Two Senators rose to offer amendments intended to highlight major issues. The first of these was from Tyler Senator Kevin Eltife. The amendment would have changed the method of funding from bonds to cash from state coffers. Throughout the session, Eltife has criticized the use of debt to meet state needs at a time when the state has cash on hand. "It just makes no sense to me that we are going to borrow $3 billion and pay it out over the next 25 or 30 years when we have cash in the bank," he told colleagues on the Senate floor Tuesday. Eltife added that the state would end up paying $1.5 billion in interest over the life of the proposed bonds. Seliger agreed with Eltife, but said that the budget bill already passed through the Senate ties their hands with respect to this issue. "The limitation that we have is a budget provision that will only pay debt service," said Seliger. Eltife ultimately withdrew his amendment.

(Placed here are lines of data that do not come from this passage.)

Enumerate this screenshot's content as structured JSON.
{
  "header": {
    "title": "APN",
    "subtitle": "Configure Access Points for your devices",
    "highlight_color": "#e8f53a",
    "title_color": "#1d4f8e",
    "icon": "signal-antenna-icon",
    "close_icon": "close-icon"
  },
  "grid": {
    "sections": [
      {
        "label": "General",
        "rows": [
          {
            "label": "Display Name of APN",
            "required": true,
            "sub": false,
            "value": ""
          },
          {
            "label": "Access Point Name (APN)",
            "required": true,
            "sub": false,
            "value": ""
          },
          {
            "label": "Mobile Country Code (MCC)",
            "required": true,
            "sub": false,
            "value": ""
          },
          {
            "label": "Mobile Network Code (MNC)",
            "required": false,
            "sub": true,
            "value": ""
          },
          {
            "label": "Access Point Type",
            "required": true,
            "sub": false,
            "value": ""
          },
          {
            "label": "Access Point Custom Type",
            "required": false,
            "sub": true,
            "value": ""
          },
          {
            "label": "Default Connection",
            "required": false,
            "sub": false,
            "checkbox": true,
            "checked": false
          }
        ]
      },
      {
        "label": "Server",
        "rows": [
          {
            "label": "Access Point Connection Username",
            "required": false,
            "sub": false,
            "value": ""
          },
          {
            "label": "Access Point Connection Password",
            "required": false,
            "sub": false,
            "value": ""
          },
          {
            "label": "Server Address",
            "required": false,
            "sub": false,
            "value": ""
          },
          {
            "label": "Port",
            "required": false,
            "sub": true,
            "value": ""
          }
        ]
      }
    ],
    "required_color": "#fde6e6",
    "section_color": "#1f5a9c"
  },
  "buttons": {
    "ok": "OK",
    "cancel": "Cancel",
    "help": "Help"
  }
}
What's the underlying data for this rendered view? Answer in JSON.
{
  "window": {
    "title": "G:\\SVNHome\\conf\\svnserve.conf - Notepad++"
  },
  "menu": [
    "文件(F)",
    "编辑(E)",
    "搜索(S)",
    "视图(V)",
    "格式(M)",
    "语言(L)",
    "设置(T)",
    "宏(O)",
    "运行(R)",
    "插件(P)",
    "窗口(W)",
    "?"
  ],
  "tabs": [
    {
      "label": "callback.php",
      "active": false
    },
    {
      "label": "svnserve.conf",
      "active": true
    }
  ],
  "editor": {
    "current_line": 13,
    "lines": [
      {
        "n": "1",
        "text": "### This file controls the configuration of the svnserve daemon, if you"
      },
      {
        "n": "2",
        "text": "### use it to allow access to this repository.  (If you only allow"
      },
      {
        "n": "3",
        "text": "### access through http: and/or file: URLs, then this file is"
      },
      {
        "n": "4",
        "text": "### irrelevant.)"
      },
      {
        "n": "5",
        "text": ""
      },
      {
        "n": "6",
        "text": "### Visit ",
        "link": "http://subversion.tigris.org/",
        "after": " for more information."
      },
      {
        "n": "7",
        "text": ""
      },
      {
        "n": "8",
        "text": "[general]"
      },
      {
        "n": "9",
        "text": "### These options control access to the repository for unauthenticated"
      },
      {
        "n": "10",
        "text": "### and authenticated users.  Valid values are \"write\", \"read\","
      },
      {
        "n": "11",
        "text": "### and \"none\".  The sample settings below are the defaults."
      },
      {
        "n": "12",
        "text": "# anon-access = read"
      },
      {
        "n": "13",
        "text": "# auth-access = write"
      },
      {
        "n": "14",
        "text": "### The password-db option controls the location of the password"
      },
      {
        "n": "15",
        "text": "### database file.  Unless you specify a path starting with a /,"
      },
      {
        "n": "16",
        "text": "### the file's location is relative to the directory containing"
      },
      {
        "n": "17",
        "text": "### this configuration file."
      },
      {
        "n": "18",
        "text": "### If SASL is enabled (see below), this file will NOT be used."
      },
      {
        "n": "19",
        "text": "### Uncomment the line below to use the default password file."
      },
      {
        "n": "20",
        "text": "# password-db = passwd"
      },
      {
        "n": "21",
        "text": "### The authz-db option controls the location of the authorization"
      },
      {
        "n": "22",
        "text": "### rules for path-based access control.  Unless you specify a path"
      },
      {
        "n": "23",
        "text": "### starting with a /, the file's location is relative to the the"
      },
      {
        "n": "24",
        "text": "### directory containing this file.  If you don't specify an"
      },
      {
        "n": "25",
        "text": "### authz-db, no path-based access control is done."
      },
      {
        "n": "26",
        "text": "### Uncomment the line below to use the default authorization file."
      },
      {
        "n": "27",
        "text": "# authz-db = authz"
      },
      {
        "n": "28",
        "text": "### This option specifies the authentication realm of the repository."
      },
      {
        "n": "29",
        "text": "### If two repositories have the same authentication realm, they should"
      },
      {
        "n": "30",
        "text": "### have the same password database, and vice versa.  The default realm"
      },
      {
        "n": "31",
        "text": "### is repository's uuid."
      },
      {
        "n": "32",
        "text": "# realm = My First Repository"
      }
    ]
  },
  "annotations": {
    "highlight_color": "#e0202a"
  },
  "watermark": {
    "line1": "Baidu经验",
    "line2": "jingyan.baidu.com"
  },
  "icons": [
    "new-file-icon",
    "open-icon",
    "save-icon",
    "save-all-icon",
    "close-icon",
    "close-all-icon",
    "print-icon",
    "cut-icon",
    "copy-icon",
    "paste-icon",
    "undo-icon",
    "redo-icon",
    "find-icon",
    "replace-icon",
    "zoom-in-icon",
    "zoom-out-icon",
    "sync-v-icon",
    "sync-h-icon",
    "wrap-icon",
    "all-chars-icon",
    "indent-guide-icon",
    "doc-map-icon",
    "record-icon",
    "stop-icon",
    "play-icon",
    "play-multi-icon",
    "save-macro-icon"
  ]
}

The second amendment offered by Georgetown Senator Charles Schwertner would slow the growth of tuition at public colleges and universities. Since the Legislature gave universities the power to set their own tuition in 2003, the price of higher education has skyrocketed, more than doubling at some institutions. Schwertner said that the rising cost of college has pushed it out of reach for many middle-class families. "The policy of deregulation is failing Texas families," he said. His amendment would have capped tuition increases at one percent plus the rate of inflation per year. After calling for the reregulation of college tuition, Schwertner told colleagues that his amendment was not germane to the bill, and therefore could not be added on. He withdrew his amendment, but vowed to use every opportunity to call for a solution to the cost of higher education in Texas.
The Senate will reconvene Wednesday, May 20 at 11 a.m.